Conduta

O filho tirano


É lamentável chegar a uma situação em que nosso filho pode passar de ser aquele pequeno príncipe encantador que reina em nossos corações, para a criança rude, que governa nossa vida com tirania, que nos maltrata verbalmente, isso nos deixa em evidência, que nos chantageia emocionalmente, e que cada vez se distancia mais de nós porque não exercemos qualquer autoridade sobre ele, nem despertamos seus afetos porque não nos respeitam.

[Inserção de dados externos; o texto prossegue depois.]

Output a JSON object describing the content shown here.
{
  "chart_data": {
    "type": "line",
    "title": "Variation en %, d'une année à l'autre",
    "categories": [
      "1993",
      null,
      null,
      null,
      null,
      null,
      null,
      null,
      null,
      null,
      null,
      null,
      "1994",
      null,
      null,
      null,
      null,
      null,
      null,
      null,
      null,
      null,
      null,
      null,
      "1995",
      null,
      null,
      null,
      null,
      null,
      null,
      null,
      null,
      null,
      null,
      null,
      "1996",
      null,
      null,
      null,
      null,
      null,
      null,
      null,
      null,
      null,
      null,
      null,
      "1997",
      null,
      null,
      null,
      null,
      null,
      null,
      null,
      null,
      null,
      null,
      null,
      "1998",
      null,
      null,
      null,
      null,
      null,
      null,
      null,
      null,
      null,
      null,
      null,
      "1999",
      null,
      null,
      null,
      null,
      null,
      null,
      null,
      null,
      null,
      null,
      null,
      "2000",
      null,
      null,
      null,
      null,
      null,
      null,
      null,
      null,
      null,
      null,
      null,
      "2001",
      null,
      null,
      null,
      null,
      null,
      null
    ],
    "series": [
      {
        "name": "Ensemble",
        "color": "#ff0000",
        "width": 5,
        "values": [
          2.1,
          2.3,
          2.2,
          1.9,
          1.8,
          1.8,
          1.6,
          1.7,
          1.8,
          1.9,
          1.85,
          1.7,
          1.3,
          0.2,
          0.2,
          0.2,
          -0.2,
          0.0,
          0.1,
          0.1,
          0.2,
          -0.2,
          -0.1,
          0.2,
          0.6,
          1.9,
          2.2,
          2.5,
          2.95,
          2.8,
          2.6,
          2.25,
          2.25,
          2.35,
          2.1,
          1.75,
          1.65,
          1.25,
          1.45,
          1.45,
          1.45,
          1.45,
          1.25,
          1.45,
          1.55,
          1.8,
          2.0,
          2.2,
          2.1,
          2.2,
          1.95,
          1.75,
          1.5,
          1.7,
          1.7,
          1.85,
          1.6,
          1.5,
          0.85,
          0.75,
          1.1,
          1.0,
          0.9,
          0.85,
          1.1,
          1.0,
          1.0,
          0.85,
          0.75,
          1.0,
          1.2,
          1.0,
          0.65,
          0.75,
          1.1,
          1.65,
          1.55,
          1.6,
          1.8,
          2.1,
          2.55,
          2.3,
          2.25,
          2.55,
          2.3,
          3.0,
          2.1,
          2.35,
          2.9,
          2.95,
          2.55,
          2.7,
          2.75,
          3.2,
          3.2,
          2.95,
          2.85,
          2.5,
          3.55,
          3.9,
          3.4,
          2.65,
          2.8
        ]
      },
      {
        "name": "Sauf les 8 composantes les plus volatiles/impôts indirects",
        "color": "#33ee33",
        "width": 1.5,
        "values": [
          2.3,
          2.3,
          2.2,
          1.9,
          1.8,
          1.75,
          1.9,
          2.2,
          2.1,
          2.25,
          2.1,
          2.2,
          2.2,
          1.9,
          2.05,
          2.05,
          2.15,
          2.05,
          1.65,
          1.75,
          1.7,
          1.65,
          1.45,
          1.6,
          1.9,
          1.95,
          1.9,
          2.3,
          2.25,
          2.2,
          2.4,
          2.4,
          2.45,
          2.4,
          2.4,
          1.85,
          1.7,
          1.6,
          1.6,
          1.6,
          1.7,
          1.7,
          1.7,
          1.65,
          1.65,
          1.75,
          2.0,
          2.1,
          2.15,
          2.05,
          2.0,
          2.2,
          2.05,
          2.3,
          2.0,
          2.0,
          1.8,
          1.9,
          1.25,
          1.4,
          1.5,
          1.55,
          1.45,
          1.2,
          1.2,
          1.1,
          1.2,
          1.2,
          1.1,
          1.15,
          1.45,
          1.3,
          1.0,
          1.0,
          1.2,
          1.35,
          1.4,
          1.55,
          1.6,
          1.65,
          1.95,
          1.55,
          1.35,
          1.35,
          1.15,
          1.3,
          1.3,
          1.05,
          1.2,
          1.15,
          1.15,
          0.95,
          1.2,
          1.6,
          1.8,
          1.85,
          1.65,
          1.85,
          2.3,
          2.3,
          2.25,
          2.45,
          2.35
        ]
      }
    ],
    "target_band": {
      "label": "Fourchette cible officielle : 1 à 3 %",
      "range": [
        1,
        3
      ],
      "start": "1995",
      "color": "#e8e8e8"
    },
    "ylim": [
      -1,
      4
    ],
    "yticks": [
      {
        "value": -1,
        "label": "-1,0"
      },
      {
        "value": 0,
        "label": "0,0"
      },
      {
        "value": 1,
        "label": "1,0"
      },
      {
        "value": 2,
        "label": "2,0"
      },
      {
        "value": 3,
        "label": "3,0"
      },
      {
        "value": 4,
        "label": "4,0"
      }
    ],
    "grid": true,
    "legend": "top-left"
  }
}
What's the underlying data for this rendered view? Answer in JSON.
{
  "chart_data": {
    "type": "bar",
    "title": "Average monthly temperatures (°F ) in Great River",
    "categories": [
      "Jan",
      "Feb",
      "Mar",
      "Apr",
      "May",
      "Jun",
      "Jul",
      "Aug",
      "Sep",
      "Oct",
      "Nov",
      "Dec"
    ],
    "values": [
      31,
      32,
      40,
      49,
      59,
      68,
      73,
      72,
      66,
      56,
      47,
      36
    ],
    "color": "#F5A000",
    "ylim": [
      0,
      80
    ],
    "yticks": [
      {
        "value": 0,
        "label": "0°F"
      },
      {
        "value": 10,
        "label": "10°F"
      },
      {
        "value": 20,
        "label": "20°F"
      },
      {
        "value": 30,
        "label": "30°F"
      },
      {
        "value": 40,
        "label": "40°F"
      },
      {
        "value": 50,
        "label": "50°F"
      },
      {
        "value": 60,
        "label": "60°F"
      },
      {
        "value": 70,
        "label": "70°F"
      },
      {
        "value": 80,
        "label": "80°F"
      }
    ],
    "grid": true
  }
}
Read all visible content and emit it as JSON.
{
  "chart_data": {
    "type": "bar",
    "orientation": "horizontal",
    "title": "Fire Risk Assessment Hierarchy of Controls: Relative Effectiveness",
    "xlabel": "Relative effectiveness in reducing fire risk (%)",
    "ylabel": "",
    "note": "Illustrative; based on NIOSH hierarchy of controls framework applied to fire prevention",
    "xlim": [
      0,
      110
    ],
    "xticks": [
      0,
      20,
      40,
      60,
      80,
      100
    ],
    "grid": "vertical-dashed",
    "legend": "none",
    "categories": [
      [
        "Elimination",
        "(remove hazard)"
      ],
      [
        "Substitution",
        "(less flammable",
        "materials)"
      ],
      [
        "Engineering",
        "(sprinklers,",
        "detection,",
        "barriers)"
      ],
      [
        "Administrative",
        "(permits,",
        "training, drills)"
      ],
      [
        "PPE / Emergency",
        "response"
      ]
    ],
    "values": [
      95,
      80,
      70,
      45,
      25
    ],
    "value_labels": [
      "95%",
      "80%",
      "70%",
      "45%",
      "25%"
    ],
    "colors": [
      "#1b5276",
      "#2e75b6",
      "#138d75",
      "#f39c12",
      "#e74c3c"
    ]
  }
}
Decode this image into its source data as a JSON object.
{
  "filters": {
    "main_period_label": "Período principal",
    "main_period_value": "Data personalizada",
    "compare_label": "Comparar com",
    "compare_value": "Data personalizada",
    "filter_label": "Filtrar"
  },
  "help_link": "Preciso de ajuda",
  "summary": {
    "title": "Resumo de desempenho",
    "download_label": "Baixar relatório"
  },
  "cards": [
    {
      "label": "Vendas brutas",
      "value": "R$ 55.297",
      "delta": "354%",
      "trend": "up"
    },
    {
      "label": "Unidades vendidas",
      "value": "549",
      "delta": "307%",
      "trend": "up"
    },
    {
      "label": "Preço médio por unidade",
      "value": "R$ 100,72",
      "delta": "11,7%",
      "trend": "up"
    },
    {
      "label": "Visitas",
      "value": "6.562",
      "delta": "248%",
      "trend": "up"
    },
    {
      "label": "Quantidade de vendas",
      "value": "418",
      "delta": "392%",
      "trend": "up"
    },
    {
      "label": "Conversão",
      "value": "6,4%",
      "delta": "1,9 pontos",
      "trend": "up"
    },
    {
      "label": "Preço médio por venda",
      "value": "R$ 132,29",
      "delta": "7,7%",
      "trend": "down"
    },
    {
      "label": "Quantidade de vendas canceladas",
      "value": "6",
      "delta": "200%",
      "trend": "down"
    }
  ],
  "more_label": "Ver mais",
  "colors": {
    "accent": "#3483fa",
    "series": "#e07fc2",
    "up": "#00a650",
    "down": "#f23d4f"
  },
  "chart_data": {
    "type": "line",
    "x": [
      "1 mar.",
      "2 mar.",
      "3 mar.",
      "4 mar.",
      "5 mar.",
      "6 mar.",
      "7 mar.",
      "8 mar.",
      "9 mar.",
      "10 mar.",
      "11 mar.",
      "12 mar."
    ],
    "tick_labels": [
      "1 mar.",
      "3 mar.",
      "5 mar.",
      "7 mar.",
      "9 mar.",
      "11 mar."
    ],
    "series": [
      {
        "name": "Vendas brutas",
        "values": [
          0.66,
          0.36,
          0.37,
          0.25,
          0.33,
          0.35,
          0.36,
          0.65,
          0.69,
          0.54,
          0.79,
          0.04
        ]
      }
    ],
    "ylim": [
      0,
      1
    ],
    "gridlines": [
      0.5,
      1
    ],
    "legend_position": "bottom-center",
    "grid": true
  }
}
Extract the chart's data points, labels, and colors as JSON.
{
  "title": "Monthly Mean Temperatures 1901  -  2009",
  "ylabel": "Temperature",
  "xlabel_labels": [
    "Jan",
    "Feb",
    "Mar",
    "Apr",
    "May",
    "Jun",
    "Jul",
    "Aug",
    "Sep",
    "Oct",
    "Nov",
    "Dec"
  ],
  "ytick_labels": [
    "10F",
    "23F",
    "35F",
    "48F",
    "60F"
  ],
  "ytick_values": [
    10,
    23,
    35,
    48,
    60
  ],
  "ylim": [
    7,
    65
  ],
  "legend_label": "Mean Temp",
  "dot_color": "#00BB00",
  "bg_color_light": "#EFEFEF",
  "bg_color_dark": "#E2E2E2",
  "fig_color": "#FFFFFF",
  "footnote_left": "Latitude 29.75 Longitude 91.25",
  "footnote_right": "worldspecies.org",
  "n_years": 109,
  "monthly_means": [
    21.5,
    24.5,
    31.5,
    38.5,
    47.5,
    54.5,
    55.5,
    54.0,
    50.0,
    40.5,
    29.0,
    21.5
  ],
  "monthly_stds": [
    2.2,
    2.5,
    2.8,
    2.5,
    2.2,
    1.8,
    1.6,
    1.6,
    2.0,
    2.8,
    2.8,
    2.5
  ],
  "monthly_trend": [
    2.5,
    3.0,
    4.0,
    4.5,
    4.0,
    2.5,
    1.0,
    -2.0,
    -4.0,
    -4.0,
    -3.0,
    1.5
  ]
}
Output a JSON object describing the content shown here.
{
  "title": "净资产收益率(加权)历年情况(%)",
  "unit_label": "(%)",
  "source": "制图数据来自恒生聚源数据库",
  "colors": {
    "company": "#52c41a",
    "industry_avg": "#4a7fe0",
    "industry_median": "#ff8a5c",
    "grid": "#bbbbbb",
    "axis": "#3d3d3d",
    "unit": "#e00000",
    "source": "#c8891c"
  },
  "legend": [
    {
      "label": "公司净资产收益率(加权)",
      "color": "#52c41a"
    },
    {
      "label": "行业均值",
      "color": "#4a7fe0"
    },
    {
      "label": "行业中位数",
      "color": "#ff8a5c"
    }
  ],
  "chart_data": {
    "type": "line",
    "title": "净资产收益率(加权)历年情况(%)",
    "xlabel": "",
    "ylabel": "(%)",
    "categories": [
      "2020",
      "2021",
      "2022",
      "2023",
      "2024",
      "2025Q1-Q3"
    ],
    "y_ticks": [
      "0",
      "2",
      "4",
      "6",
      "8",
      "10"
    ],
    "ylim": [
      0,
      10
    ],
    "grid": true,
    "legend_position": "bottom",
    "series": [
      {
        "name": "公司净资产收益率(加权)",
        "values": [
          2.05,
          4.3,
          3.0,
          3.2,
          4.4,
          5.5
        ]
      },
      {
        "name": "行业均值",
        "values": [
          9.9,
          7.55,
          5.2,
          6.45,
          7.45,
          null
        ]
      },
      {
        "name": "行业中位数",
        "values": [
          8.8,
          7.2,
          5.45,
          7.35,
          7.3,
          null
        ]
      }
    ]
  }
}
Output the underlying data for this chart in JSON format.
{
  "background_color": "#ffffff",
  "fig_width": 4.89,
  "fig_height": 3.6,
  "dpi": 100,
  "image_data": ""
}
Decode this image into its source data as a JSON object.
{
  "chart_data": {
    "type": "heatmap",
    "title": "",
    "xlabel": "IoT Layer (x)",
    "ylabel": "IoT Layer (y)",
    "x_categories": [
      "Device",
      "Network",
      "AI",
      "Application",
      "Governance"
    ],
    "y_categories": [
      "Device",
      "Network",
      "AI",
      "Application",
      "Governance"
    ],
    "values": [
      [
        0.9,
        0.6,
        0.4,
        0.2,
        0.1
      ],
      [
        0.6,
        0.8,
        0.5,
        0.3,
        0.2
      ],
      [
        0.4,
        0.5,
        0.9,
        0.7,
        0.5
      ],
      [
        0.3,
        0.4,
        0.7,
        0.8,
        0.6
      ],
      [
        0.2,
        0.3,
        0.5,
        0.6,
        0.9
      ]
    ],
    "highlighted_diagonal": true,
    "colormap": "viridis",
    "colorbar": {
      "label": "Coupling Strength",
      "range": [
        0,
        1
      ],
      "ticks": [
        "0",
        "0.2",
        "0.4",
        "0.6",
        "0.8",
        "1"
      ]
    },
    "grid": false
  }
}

O filho tirano é aquele que é caprichoso, que tem baixa tolerância à frustração, que intimida seus pais com acessos de raiva em público e ameaças, quando não consegue o que quer (seja conveniente ou não para ele), suas demandas são constantes , sua desobediência absoluta, e ele não para de nos desafiar a saber até que ponto estamos dispostos a ceder.

Claro, é melhor parar esse comportamento indesejável o mais rápido possível e, em nenhum caso, nos deixar levar por uma permissividade excessiva com nossos filhos. É claro que para oferecer uma boa educação aos nossos filhos, alguém tem que comandar o navio da nossa família e esse alguém são os pais. Não devemos confundir autoridade com autoritarismo.

Exercer sabiamente a autoridade com nosso filho é fundamental, pois autoridade não é algo impensado, impulsivo ou excessivo de poder, não se trata do pai sobre um pedestal de onipotência, nem do exercício de poder excessivo ou repressão para com nossos filhos. filhos, a autoridade é uma tarefa árdua e dolorosa para os pais, é maturidade e responsabilidade (sem descanso nem fins de semana de férias), fazer do nosso filho a melhor pessoa possível, sem abandonar os nossos afetos, proximidade e confiar com ele.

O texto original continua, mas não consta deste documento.